Treatment for pediatric femoral shaft fracture varies.
Treatment can include casting or surgery, depending on the age of the patient
and the pattern of the fracture. A fracture of the femur that occurs in a child
before the walking age, there should be concern for non-accidental trauma,
suspect abuse. Pediatric patients 0-6
months of age should be treated with a Pavlik harness, 6months to 5 years of
age should be treated with an immediate spica cast. Moderate evidence supports
treatment with an early spica cast or traction with delayed spica cast for
children aged 6 mo. - 5 years with a diaphyseal femur fracture with less than 2
cm of shortening. A spica cast is not
used for a patient that has shortening of 2-3 cm. If there is excessive
shortening or potential shortening, there will be loss of reduction in the
spica cast and the child can be treated by traction and delayed spica cast or
by a different alternative. In very unstable fractures, you are going to use
traction with a delayed spica cast or external fixator. Children 5 years of age to 11 years, consider
using flexible rods, plate, or external fixator. To use flexible IM nails, the
fracture must be axially stable and it can be used in children between the ages
of 5-11 years, and should not be used in children weighing more than 100 pounds
or in children older than 11 years. An alternative technique, different than
the flexible IM nail should be used in older children that weigh more than 100
pounds or if the child is more than 11 years old. For the flexible nails to
work, the fracture must be short, oblique, or transverse. It is probably better if the fracture is in
the mid-diaphysis area. In comminuted fractures, or very distal or proximal
fractures, it may be hard to control the fracture with a flexible IM rod.
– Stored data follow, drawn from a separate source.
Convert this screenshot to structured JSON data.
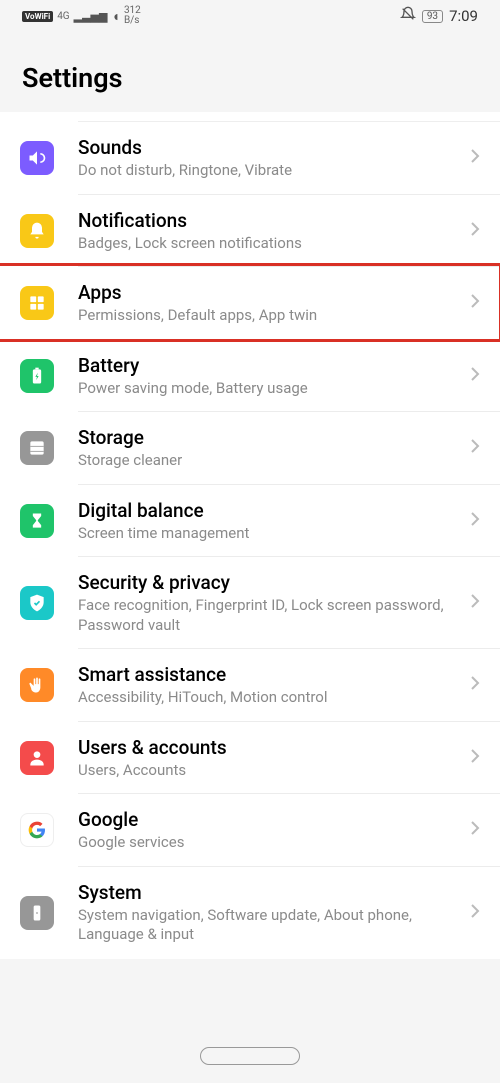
{
  "status": {
    "vowifi": "VoWiFi",
    "net": "4G",
    "speed_top": "312",
    "speed_bot": "B/s",
    "battery": "93",
    "time": "7:09"
  },
  "header": {
    "title": "Settings"
  },
  "items": [
    {
      "title": "Sounds",
      "subtitle": "Do not disturb, Ringtone, Vibrate"
    },
    {
      "title": "Notifications",
      "subtitle": "Badges, Lock screen notifications"
    },
    {
      "title": "Apps",
      "subtitle": "Permissions, Default apps, App twin"
    },
    {
      "title": "Battery",
      "subtitle": "Power saving mode, Battery usage"
    },
    {
      "title": "Storage",
      "subtitle": "Storage cleaner"
    },
    {
      "title": "Digital balance",
      "subtitle": "Screen time management"
    },
    {
      "title": "Security & privacy",
      "subtitle": "Face recognition, Fingerprint ID, Lock screen password, Password vault"
    },
    {
      "title": "Smart assistance",
      "subtitle": "Accessibility, HiTouch, Motion control"
    },
    {
      "title": "Users & accounts",
      "subtitle": "Users, Accounts"
    },
    {
      "title": "Google",
      "subtitle": "Google services"
    },
    {
      "title": "System",
      "subtitle": "System navigation, Software update, About phone, Language & input"
    }
  ],
  "highlighted_index": 2
}
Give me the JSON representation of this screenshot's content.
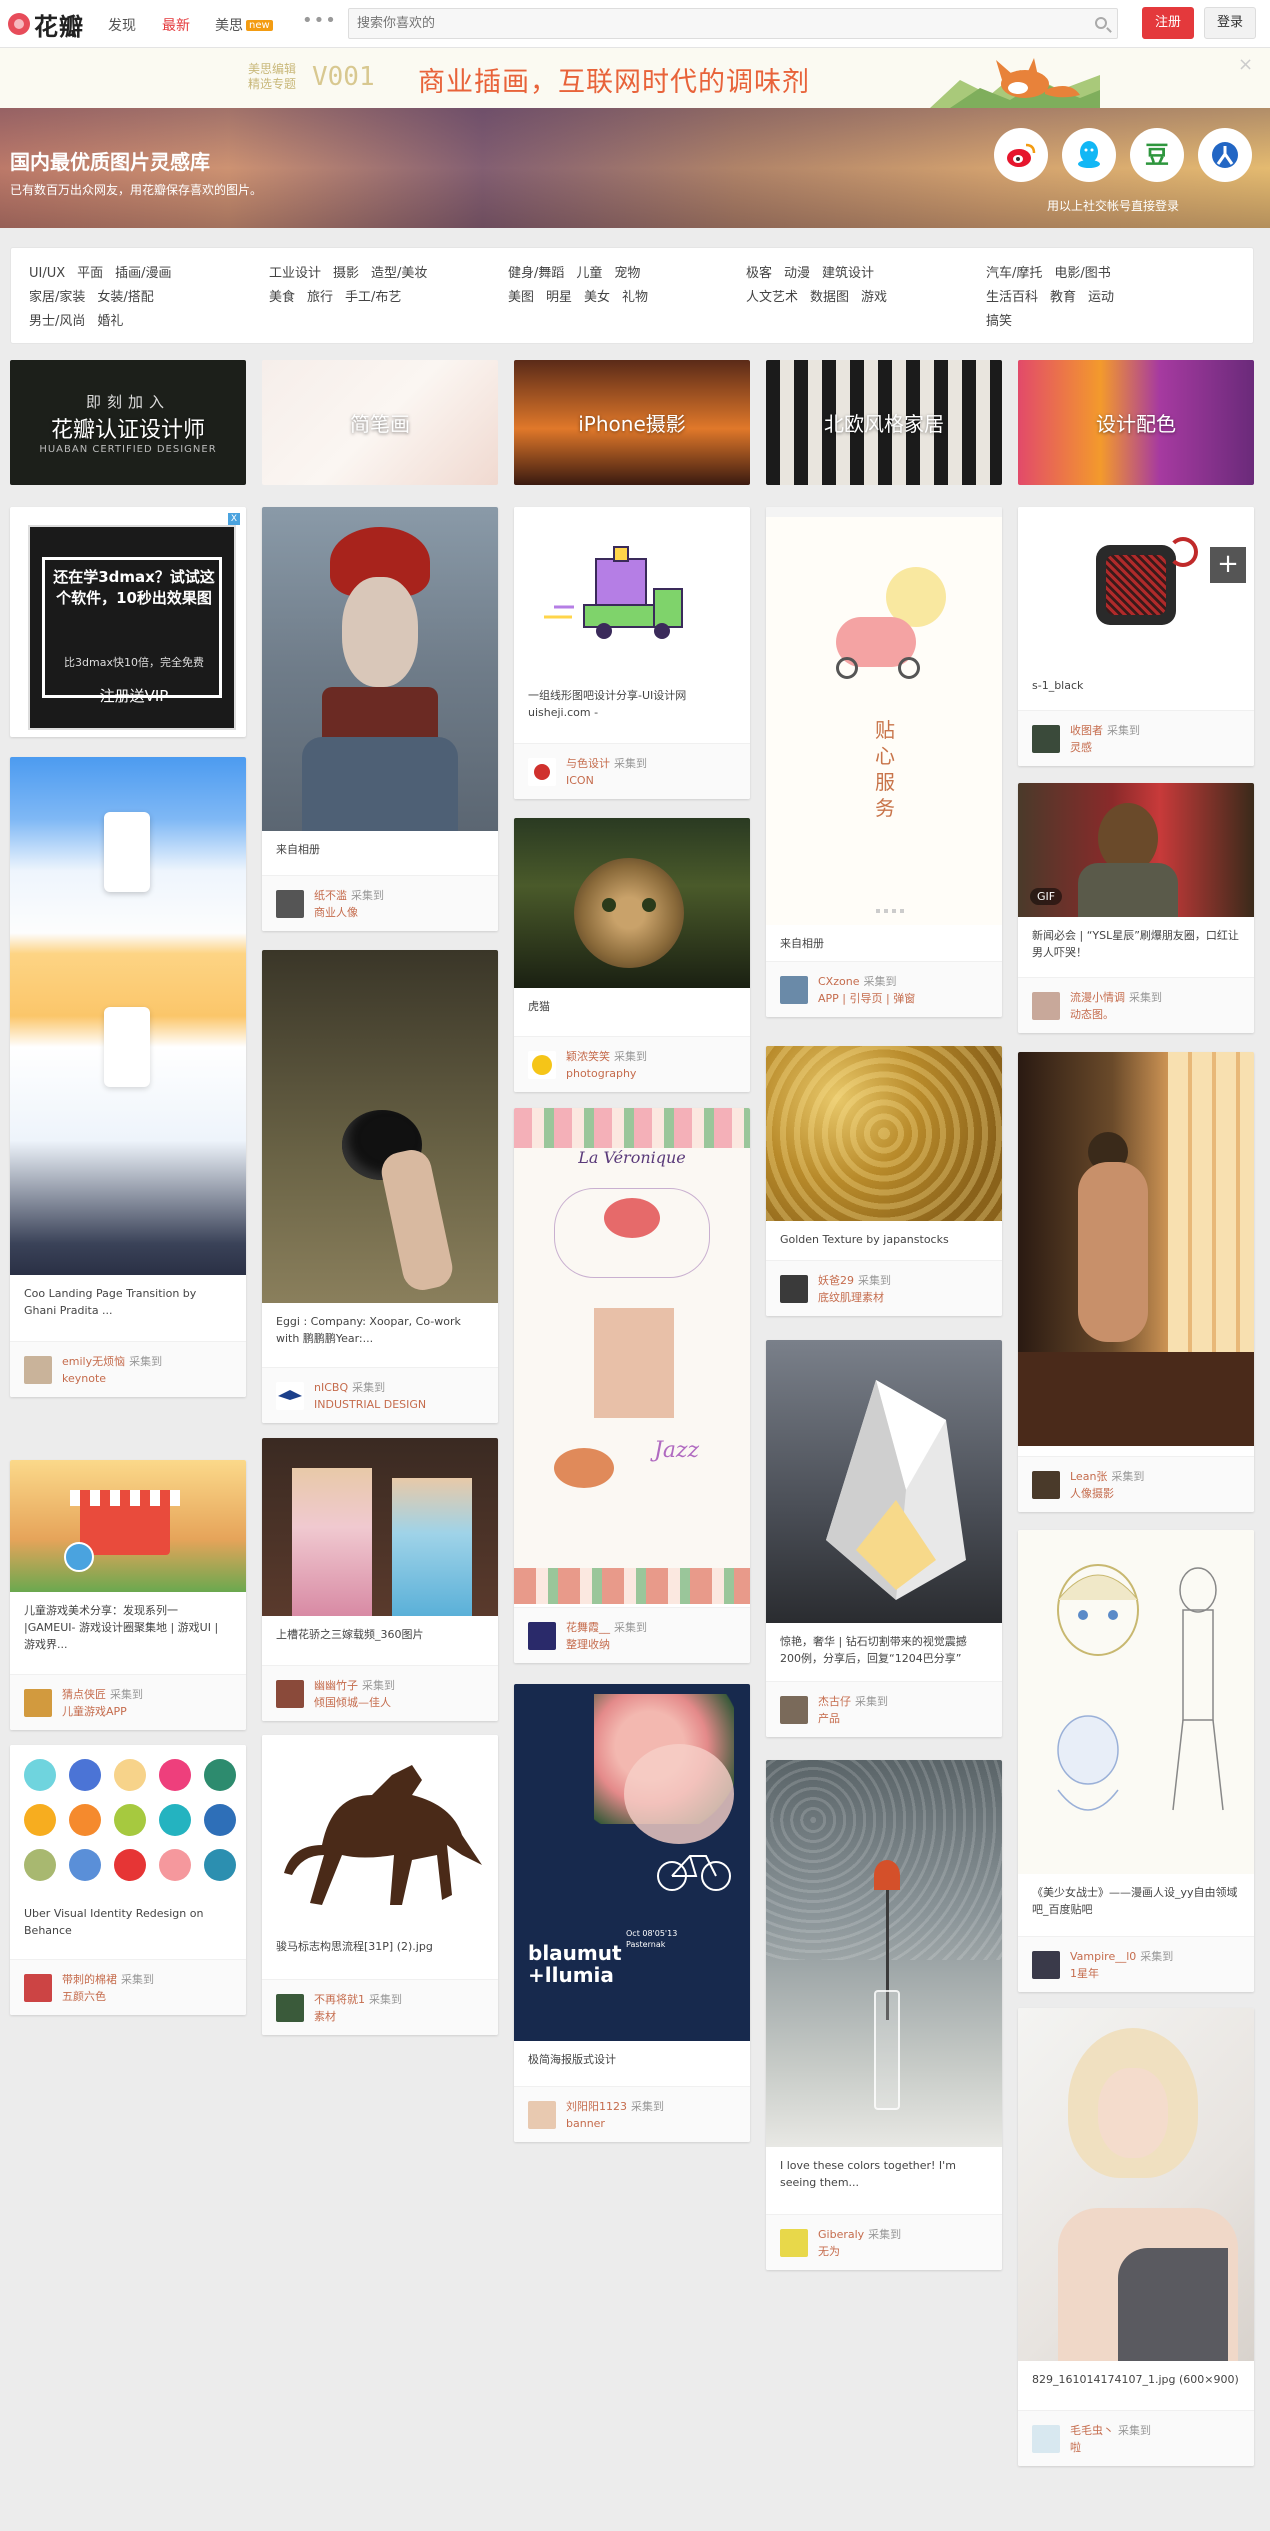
{
  "header": {
    "logo_text": "花瓣",
    "nav": {
      "discover": "发现",
      "latest": "最新",
      "meisi": "美思",
      "new_badge": "new",
      "more": "•••"
    },
    "search_placeholder": "搜索你喜欢的",
    "signup": "注册",
    "login": "登录"
  },
  "promo": {
    "small_line1": "美思编辑",
    "small_line2": "精选专题",
    "code": "V001",
    "title": "商业插画，互联网时代的调味剂",
    "close": "×"
  },
  "banner": {
    "title": "国内最优质图片灵感库",
    "subtitle": "已有数百万出众网友，用花瓣保存喜欢的图片。",
    "social_hint": "用以上社交帐号直接登录",
    "social_icons": [
      "weibo-icon",
      "qq-icon",
      "douban-icon",
      "renren-icon"
    ],
    "douban_glyph": "豆"
  },
  "categories": {
    "group1": [
      "UI/UX",
      "平面",
      "插画/漫画",
      "家居/家装",
      "女装/搭配",
      "男士/风尚",
      "婚礼"
    ],
    "group2": [
      "工业设计",
      "摄影",
      "造型/美妆",
      "美食",
      "旅行",
      "手工/布艺"
    ],
    "group3": [
      "健身/舞蹈",
      "儿童",
      "宠物",
      "美图",
      "明星",
      "美女",
      "礼物"
    ],
    "group4": [
      "极客",
      "动漫",
      "建筑设计",
      "人文艺术",
      "数据图",
      "游戏"
    ],
    "group5": [
      "汽车/摩托",
      "电影/图书",
      "生活百科",
      "教育",
      "运动",
      "搞笑"
    ]
  },
  "category_tiles": [
    {
      "label": "花瓣认证设计师",
      "sub": "即刻加入",
      "en": "HUABAN CERTIFIED DESIGNER"
    },
    {
      "label": "简笔画"
    },
    {
      "label": "iPhone摄影"
    },
    {
      "label": "北欧风格家居"
    },
    {
      "label": "设计配色"
    }
  ],
  "ad": {
    "title": "还在学3dmax？试试这个软件，10秒出效果图",
    "sub": "比3dmax快10倍，完全免费",
    "cta": "注册送VIP",
    "close": "X"
  },
  "pins": {
    "p_coo": {
      "desc": "Coo Landing Page Transition by Ghani Pradita ...",
      "user": "emily无烦恼",
      "action": "采集到",
      "board": "keynote"
    },
    "p_game": {
      "desc": "儿童游戏美术分享：发现系列一 |GAMEUI- 游戏设计圈聚集地 | 游戏UI | 游戏界...",
      "user": "猜点侠匠",
      "action": "采集到",
      "board": "儿童游戏APP"
    },
    "p_uber": {
      "desc": "Uber Visual Identity Redesign on Behance",
      "user": "带刺的棉裙",
      "action": "采集到",
      "board": "五颜六色"
    },
    "p_red": {
      "desc": "来自相册",
      "user": "纸不滥",
      "action": "采集到",
      "board": "商业人像"
    },
    "p_cup": {
      "desc": "Eggi : Company: Xoopar, Co-work with 鹏鹏鹏Year:...",
      "user": "nICBQ",
      "action": "采集到",
      "board": "INDUSTRIAL DESIGN"
    },
    "p_palace": {
      "desc": "上槽花骄之三嫁载频_360图片",
      "user": "幽幽竹子",
      "action": "采集到",
      "board": "倾国倾城—佳人"
    },
    "p_horse": {
      "desc": "骏马标志构思流程[31P] (2).jpg",
      "user": "不再将就1",
      "action": "采集到",
      "board": "素材"
    },
    "p_truck": {
      "desc": "一组线形图吧设计分享-UI设计网 uisheji.com -",
      "user": "与色设计",
      "action": "采集到",
      "board": "ICON"
    },
    "p_cat": {
      "desc": "虎猫",
      "user": "颖浓笑笑",
      "action": "采集到",
      "board": "photography"
    },
    "p_veronique": {
      "desc": "",
      "user": "花舞霞__",
      "action": "采集到",
      "board": "整理收纳"
    },
    "p_blaumut": {
      "desc": "极简海报版式设计",
      "user": "刘阳阳1123",
      "action": "采集到",
      "board": "banner"
    },
    "p_app": {
      "desc": "来自相册",
      "user": "CXzone",
      "action": "采集到",
      "board": "APP | 引导页 | 弹窗"
    },
    "p_gold": {
      "desc": "Golden Texture by japanstocks",
      "user": "妖爸29",
      "action": "采集到",
      "board": "底纹肌理素材"
    },
    "p_lamp": {
      "desc": "惊艳，奢华 | 钻石切割带来的视觉震撼 200例，分享后，回复“1204巴分享”",
      "user": "杰古仔",
      "action": "采集到",
      "board": "产品"
    },
    "p_vase": {
      "desc": "I love these colors together! I'm seeing them...",
      "user": "Giberaly",
      "action": "采集到",
      "board": "无为"
    },
    "p_speaker": {
      "desc": "s-1_black",
      "user": "收图者",
      "action": "采集到",
      "board": "灵感"
    },
    "p_gif": {
      "desc": "新闻必会 | “YSL星辰”刷爆朋友圈，口红让男人吓哭！",
      "user": "流漫小情调",
      "action": "采集到",
      "board": "动态图。",
      "badge": "GIF"
    },
    "p_window": {
      "desc": "",
      "user": "Lean张",
      "action": "采集到",
      "board": "人像摄影"
    },
    "p_anime": {
      "desc": "《美少女战士》——漫画人设_yy自由领域吧_百度贴吧",
      "user": "Vampire__l0",
      "action": "采集到",
      "board": "1星年"
    },
    "p_blonde": {
      "desc": "829_161014174107_1.jpg (600×900)",
      "user": "毛毛虫丶",
      "action": "采集到",
      "board": "啦"
    }
  },
  "poster_text": {
    "app_big": "贴心服务",
    "veronique": "La Véronique",
    "jazz": "Jazz",
    "blaumut": "blaumut +llumia",
    "pasternak": "Oct 08'05'13 Pasternak"
  },
  "colors": {
    "accent": "#e4393c",
    "promo": "#e8633a",
    "meta": "#c56c4d"
  },
  "uber_colors": [
    "#6fd4de",
    "#4b74d6",
    "#f7d38a",
    "#ee3f7c",
    "#2d8b6e",
    "#f7ad1f",
    "#f58a2d",
    "#a6c93f",
    "#24b3c0",
    "#2e6fb8",
    "#a8b870",
    "#5a8fd8",
    "#e63535",
    "#f5989d",
    "#2c8fb0"
  ]
}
Approximately 50% of fractures treated with flexible nails have about 15
degrees of malalignment. The nail size
of the IM flexible nail is determined by multiplying the width of the isthmus
of the femoral canal by 0.4 and the goal is to have 80% fill. Sub muscular plate fixation can be used in
children more than 5 years old and in the patient that weigh more than 100
pounds. It can also be used in very proximal or very distal fractures where the
flexible rod will not work, especially if the fracture is unstable. It can be
used in cases of severe comminution when you will use the plate as a bridge
plate. It can be used for open fractures, if there is associated vascular
injury, if the fract5uer is significantly comminuted, or it can be used in
polytrauma patient. With external fixation there is increased risk of
re-fracture after removal of the fixator. The main blood supply to the femoral
head is the deep branch of the medial femoral circumflex artery and these
branches are near the piriformis fossa and are vulnerable to be injured with a
piriformis entry nailing. Osteonecrosis of the femoral head can occur with an
open proximal physis. Piriformis or near piriformis entry rigid nailing is not
usually recommended for the young child. If the IM rod needs to be done, it is
better to go through a greater trochanteric entry which can also have its own
complication such as coxa valgus or premature fusion of the greater trochanter
apophysis. Rigid trochanteric entry
nailing may be an option for children at or near skeletal maturity. The most common complication in younger
patients is leg length discrepancy with over growth of up to 2 cm in patients
younger than 10 years of age. It typically occurs within 2 years of the injury.
Leg length discrepancy can occur from excessive shortening following a cast
treatment. Do not accept more than 2 cm of shortening. Monitor the child for development of
compartment syndrome following spica cast. When you do traction and you delay
the spica cast, a proximal tibial traction pin can cause recurvatum due to
damage of the anterior part of the tibial tubercle apophysis.